Consti - Careful optimism amid continued uncertainty
Expect profitability improvement but risks still present
During the first half of 2019 Consti’s profitability was materially affected by performance obligations relating to an individual building purpose modification project, which at the end of Q2/19 was essentially completed. Although the project still poses a risk to our estimated profitability improvement in Q3 (Evli EUR 2.2m, Q3/18 EUR -1.4m), of more long-term importance would be the absence of new, large profitability burdening projects in Q3, which is supported by the company’s more selective bidding procedures for larger projects.

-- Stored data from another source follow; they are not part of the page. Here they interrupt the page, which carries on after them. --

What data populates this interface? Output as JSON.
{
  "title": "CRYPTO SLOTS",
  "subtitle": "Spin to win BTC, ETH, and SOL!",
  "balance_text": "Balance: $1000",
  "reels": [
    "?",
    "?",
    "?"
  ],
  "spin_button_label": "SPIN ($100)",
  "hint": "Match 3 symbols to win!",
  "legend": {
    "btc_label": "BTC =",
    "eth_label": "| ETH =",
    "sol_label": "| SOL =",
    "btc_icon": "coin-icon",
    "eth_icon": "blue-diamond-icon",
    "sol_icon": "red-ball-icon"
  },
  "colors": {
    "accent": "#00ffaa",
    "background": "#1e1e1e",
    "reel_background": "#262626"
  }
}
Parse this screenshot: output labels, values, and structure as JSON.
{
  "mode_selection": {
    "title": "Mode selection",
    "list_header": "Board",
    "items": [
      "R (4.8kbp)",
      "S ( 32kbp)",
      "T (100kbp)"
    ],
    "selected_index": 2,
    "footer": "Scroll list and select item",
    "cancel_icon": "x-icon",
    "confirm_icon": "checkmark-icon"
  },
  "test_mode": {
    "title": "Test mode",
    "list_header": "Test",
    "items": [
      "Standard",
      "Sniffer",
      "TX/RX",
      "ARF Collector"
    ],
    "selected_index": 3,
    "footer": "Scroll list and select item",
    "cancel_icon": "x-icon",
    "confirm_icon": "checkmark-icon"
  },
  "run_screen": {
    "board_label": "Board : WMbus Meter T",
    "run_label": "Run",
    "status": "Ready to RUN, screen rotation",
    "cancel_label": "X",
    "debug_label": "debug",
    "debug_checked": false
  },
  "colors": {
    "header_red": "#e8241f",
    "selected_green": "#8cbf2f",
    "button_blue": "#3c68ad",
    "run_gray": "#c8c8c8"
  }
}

Order backlog development of interest
A downside of the stricter bidding procedures has been a weaker development of the order backlog, which at the end of Q2/19 was down 21% y/y, at EUR 227m. Sales growth in 2019 remains supported by a more rapid order backlog conversion while a continued weaker order intake during H2/19 would impose a risk of sales declines in 2020. We expect focus in the second half of 2019 to remain on continued development of the organizational structure and cost savings.
HOLD with a target price of EUR 5.4 (5.8)
Compared to peer multiples, on our estimates valuation is in no way particularly challenging, especially when looking at 2020. However, due to the profitability challenges and the St. George arbitration proceedings the near-term uncertainty continues to remain high and signs of stabilizing profitability in Q3 would be needed. We retain our HOLD-rating with a TP of EUR 5.4 (5.8).